The vast majority of companies I worked for play the Chinese whispers game. If you’ve never played it as a child, here is the Wikipedia definition:

Chinese whispers or telephone is an internationally popular children’s game in which players form a line, and the first player comes up with a message and whispers it to the ear of the second person in the line. The second player repeats the message to the third player, and so on. When the last player is reached, they announce the message they heard to the entire group. The first person then compares the original message with the final version. Although the objective is to pass around the message without it becoming garbled along the way, part of the enjoyment is that, regardless, this usually ends up happening.

In a company, it might look like this: Forth

Side note, you can substitute “Developer” with any other “doer” (a person who actually does the job, instead of just talking about it), e.g. this could be someone from marketing, operations, research or a business analyst.

The information is distorted at each stage. Let’s have a closer look how:

  • Some parts of Client’s feedback are ignored. When the C-executive relays the feedback to the Director, he forgets to mention that the slowness only occurs on Firefox.

  • Opinions are mixed with facts. When the Director talks to the Middle Manager, he makes it sound as if his opinion (“the app looks like Windows 95”) came directly from the Client.

  • The solution to the problem is suggested upfront. When the Middle Manager talks to the Team Lead, he mentions competitor.io having nicer UI. This is Middle Manager’s opinion, but the Team Lead might conclude that the task is to make the UI look like competitor.io. This is possibly a suboptimal solution, but might not be challenged by anyone down the line.

Because of the company structure, the same information flow is applied in the opposite direction as well: Back

Chinese whispers communication style leads to two major problems. The first one is obvious, Chinese whispers is a very inefficient way to communicate, and so the company will end up shipping something which does not meet clients’ expectations.

The second problem is more subtle and is related to the Developer persona from the diagram above. The Developer is far away from any clients and far removed from any real decision making. This has a huge impact on her job satisfaction. She might be given nonsensical tasks because of the distortion of information. She might arrive at an incorrect solution and get blamed, only because she lacks crucial knowledge about the problem. Since there are four decision-makers in the chain of command, the priorities might shift at any time, and it might not even be clear to the Developer who shifted them and why. As a result, she might feel no sense of ownership over whatever she is working on, and lose motivation.

People are not the problem here. Of course, people can be malicious, or play politics and have hidden agendas, and so they misinform others on purpose. But even when none of these is the case, there are high chances that the information would get distorted anyway. This is because communication is hard, even face to face. And communication through a chain of intermediaries is simply impossible.

The structure is the problem. Let’s consider an alternative. New_model

The idea is simple - the team which implements a given product becomes responsible for that product. Clients talk to the team directly, not through a chain of intermediaries. For example, a team’s product manager might be responsible for organising meetings with clients. What if one of the developers wants to join a client meeting to discuss the feature he is working on? No problem, he just joins. After the meeting happens, whoever attended updates the whole team about the outcomes during the next team standup. Likewise, stakeholders interact with the team directly, not through a chain of mediators. If two stakeholders have conflicting views on the project, it becomes apparent to the team because the team talks directly to both of them.

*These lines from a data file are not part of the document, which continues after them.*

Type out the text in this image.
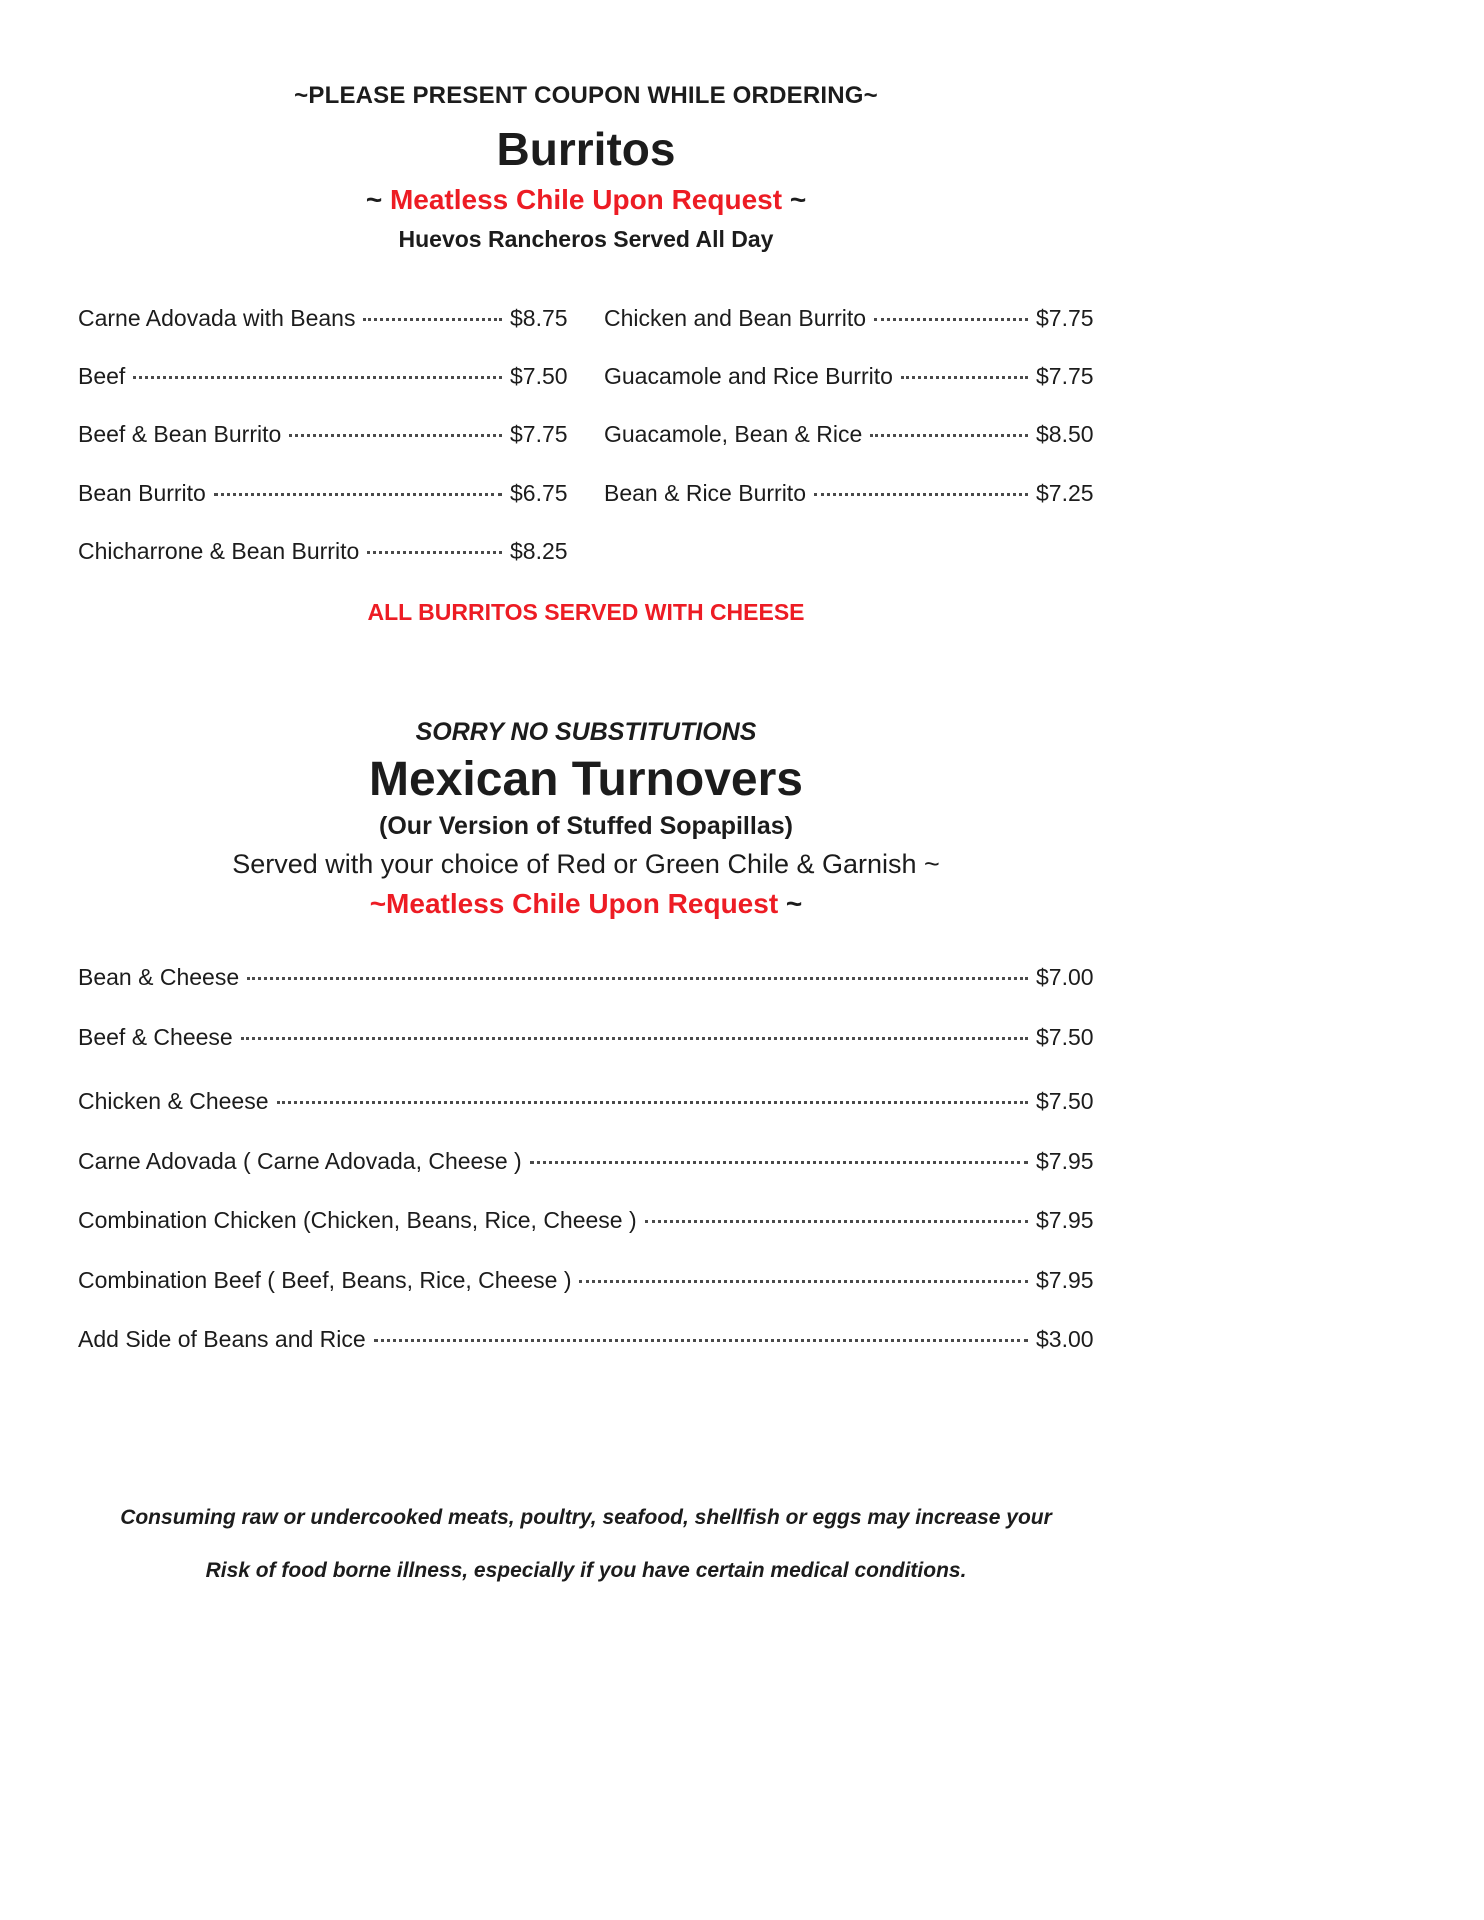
~PLEASE PRESENT COUPON WHILE ORDERING~
Burritos
~ Meatless Chile Upon Request ~
Huevos Rancheros Served All Day
Carne Adovada with Beans	$8.75
Beef	$7.50
Beef & Bean Burrito	$7.75
Bean Burrito	$6.75
Chicharrone & Bean Burrito	$8.25
Chicken and Bean Burrito	$7.75
Guacamole and Rice Burrito	$7.75
Guacamole, Bean & Rice	$8.50
Bean & Rice Burrito	$7.25
ALL BURRITOS SERVED WITH CHEESE
SORRY NO SUBSTITUTIONS
Mexican Turnovers
(Our Version of Stuffed Sopapillas)
Served with your choice of Red or Green Chile & Garnish ~
~Meatless Chile Upon Request ~
Bean & Cheese	$7.00
Beef & Cheese	$7.50
Chicken & Cheese	$7.50
Carne Adovada ( Carne Adovada, Cheese )	$7.95
Combination Chicken (Chicken, Beans, Rice, Cheese )	$7.95
Combination Beef ( Beef, Beans, Rice, Cheese )	$7.95
Add Side of Beans and Rice	$3.00
Consuming raw or undercooked meats, poultry, seafood, shellfish or eggs may increase your
Risk of food borne illness, especially if you have certain medical conditions.
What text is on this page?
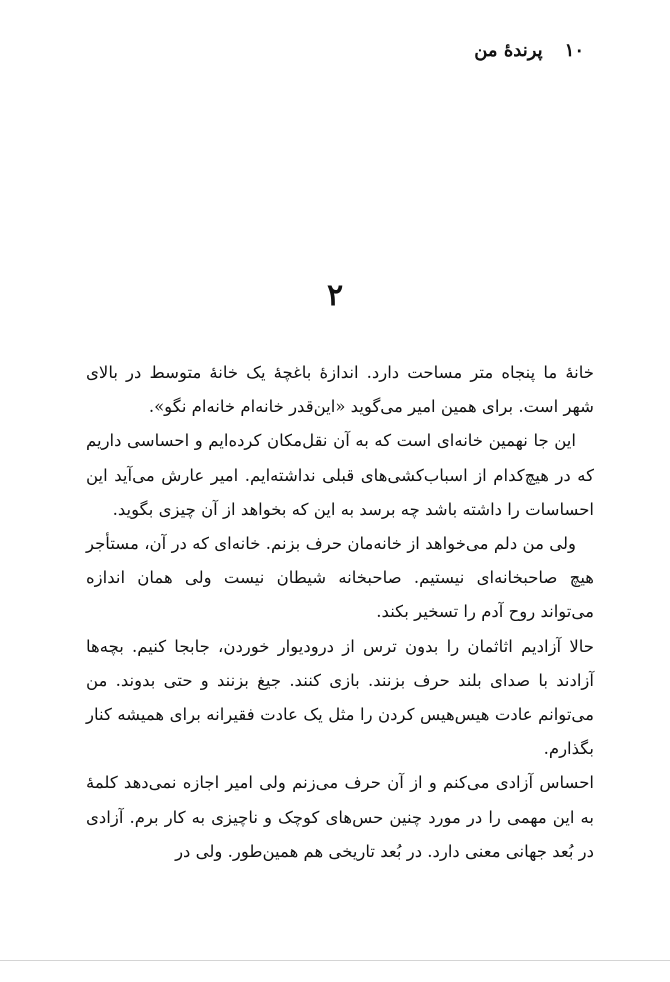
۱۰
پرندهٔ من
۲

خانهٔ ما پنجاه متر مساحت دارد. اندازهٔ باغچهٔ یک خانهٔ متوسط در بالای شهر است. برای همین امیر می‌گوید «این‌قدر خانه‌ام خانه‌ام نگو».

این جا نهمین خانه‌ای است که به آن نقل‌مکان کرده‌ایم و احساسی داریم که در هیچ‌کدام از اسباب‌کشی‌های قبلی نداشته‌ایم. امیر عارش می‌آید این احساسات را داشته باشد چه برسد به این که بخواهد از آن چیزی بگوید.

ولی من دلم می‌خواهد از خانه‌مان حرف بزنم. خانه‌ای که در آن، مستأجر هیچ صاحبخانه‌ای نیستیم. صاحبخانه شیطان نیست ولی همان اندازه می‌تواند روح آدم را تسخیر بکند.

حالا آزادیم اثاثمان را بدون ترس از درودیوار خوردن، جابجا کنیم. بچه‌ها آزادند با صدای بلند حرف بزنند. بازی کنند. جیغ بزنند و حتی بدوند. من می‌توانم عادت هیس‌هیس کردن را مثل یک عادت فقیرانه برای همیشه کنار بگذارم.

احساس آزادی می‌کنم و از آن حرف می‌زنم ولی امیر اجازه نمی‌دهد کلمهٔ به این مهمی را در مورد چنین حس‌های کوچک و ناچیزی به کار برم. آزادی در بُعد جهانی معنی دارد. در بُعد تاریخی هم همین‌طور. ولی در
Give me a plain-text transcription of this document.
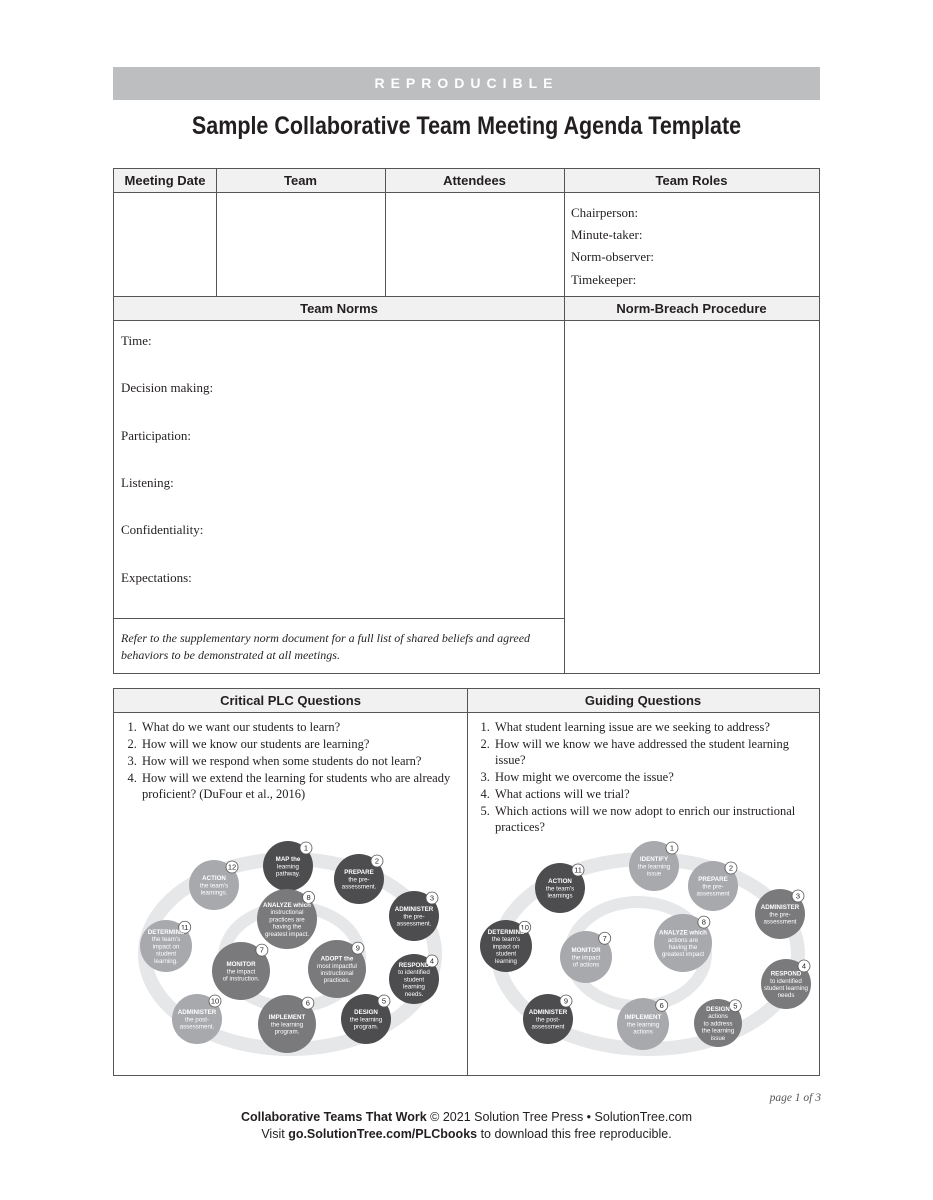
REPRODUCIBLE
Sample Collaborative Team Meeting Agenda Template
Meeting Date	Team	Attendees	Team Roles
Chairperson:
Minute-taker:
Norm-observer:
Timekeeper:
Team Norms	Norm-Breach Procedure
Time:
Decision making:
Participation:
Listening:
Confidentiality:
Expectations:
Refer to the supplementary norm document for a full list of shared beliefs and agreed behaviors to be demonstrated at all meetings.
Critical PLC Questions	Guiding Questions
1. What do we want our students to learn?
2. How will we know our students are learning?
3. How will we respond when some students do not learn?
4. How will we extend the learning for students who are already proficient? (DuFour et al., 2016)
1. What student learning issue are we seeking to address?
2. How will we know we have addressed the student learning issue?
3. How might we overcome the issue?
4. What actions will we trial?
5. Which actions will we now adopt to enrich our instructional practices?
1
MAP the
learning
pathway.
2
PREPARE
the pre-
assessment.
3
ADMINISTER
the pre-
assessment.
4
RESPOND
to identified
student
learning
needs.
5
DESIGN
the learning
program.
6
IMPLEMENT
the learning
program.
7
MONITOR
the impact
of instruction.
8
ANALYZE which
instructional
practices are
having the
greatest impact.
9
ADOPT the
most impactful
instructional
practices.
10
ADMINISTER
the post-
assessment.
11
DETERMINE
the team's
impact on
student
learning.
12
ACTION
the team's
learnings.
1
IDENTIFY
the learning
issue
2
PREPARE
the pre-
assessment	3
ADMINISTER
the pre-
assessment
4
RESPOND
to identified
student learning
needs
5
DESIGN
actions
to address
the learning
issue
6
IMPLEMENT
the learning
actions
7
MONITOR
the impact
of actions
8
ANALYZE which
actions are
having the
greatest impact
9
ADMINISTER
the post-
assessment
10
DETERMINE
the team's
impact on
student
learning
11
ACTION
the team's
learnings
page 1 of 3
Collaborative Teams That Work © 2021 Solution Tree Press • SolutionTree.com
Visit go.SolutionTree.com/PLCbooks to download this free reproducible.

Since all the learnings are shared by the whole team, the learning process is accelerated. The information has a much lower chance of being distorted because there are no Chinese whispers. The probability that clients’ and stakeholders’ expectations will be met is much higher. Getting feedback from clients is faster, and more valuable because such feedback is given directly to the people who implemented a given feature. Team members are happy because they feel a real sense of ownership of whatever they are working on. If some boss wants to change priorities, he talks directly to the team. The team can get clarity on the changes, discuss internally, and push back.

Self-organising teams are mentioned often by agile advocates and are a part of the agile principles (https://agilemanifesto.org/principles.html). And yet, very few companies implement this model. So, I would like to conclude with a call to developers (or other “doers”) - push back! Ask for direct access to clients and stakeholders. Refuse sudden shift of priorities before discussing such shifts with the team. Take ownership of whatever you are tasked to do. Be assertive.